Marriott cruised past third-quarter earnings forecasts in 2025, thanks to strong global guest demand and a jump in luxury travel – and it’s rewarding shareholders with hefty buybacks.

What does this mean?

Marriott’s globe-spanning reach keeps powering growth. The hotel group reported a Q3 adjusted earnings per share of $2.47, topping Wall Street’s $2.39 estimate, with adjusted net income at $674 million – both outpacing analyst expectations. What really made the difference: a 2.6% rise in revenue per available room (RevPAR), led by international markets, especially Japan, Australia, and Vietnam. Luxury properties delivered an extra shine with a 4% RevPAR increase.
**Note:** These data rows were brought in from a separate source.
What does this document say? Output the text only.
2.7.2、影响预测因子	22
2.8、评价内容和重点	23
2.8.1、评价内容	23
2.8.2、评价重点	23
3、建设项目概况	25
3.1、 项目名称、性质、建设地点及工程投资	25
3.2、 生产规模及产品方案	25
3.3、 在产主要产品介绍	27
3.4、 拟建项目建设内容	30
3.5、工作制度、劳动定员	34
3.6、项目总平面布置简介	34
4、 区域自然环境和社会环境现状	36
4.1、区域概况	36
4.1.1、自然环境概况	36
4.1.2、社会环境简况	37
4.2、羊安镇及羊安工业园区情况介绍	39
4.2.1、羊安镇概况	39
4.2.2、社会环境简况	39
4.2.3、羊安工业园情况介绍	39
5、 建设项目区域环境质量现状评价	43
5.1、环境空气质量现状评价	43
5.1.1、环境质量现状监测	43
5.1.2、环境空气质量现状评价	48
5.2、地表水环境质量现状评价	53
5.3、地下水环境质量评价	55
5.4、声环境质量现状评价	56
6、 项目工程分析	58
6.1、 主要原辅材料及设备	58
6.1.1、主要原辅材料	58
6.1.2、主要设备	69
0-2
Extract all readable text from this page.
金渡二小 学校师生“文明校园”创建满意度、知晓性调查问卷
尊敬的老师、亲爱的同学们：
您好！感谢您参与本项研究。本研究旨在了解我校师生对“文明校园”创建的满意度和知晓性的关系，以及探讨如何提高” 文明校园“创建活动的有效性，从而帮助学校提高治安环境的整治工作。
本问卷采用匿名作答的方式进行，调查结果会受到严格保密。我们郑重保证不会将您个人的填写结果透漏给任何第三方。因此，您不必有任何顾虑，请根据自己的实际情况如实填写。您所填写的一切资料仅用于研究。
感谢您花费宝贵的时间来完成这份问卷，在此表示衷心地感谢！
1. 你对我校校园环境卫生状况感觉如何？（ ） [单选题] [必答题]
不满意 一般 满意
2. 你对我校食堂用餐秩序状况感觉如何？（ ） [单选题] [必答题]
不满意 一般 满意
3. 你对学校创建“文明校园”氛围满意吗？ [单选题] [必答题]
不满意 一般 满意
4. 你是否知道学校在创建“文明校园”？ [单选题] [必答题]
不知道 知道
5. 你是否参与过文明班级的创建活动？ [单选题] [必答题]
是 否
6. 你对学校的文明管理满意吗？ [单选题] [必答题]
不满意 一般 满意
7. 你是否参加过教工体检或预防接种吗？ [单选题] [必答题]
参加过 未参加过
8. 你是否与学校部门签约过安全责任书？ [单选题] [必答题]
Marriott isn’t just riding a travel wave – it returned $800 million to shareholders by snapping up three million shares in the last quarter and expects to spend $4 billion total on buybacks in 2025. The company’s global expansion added 17,900 new net rooms for 4.7% year-over-year growth. While most analysts remain neutral on Marriott itself, the sector’s current strength and a median 12-month price target of $281 – about 6% higher than recent levels – show there could still be room for more gains.

Why should I care?

For markets: Travel demand keeps hotel stocks in the spotlight.

Travel’s resilience, especially for luxury and international stays, has kept hotel stocks attractive. Marriott’s steady RevPAR and room growth point to robust consumer demand, while its price/earnings ratio of 24 shows investors remain confident in its earnings outlook. Even as analysts stick with a ‘hold’ view, the broader travel sector is still getting plenty of buy ratings – hinting at expectations for continued industry growth.

The bigger picture: Travel comeback sends ripple effects.

Marriott’s success reflects a bigger global travel recovery, with Asia-Pacific leading the way as travel restrictions ease and international mobility returns. The rebound is boosting not just hotels, but also airlines and luxury retailers tied to tourism. Add in those sizable shareholder rewards, and Marriott is positioning itself to benefit both from current travel demand and the longer-term tourism upswing.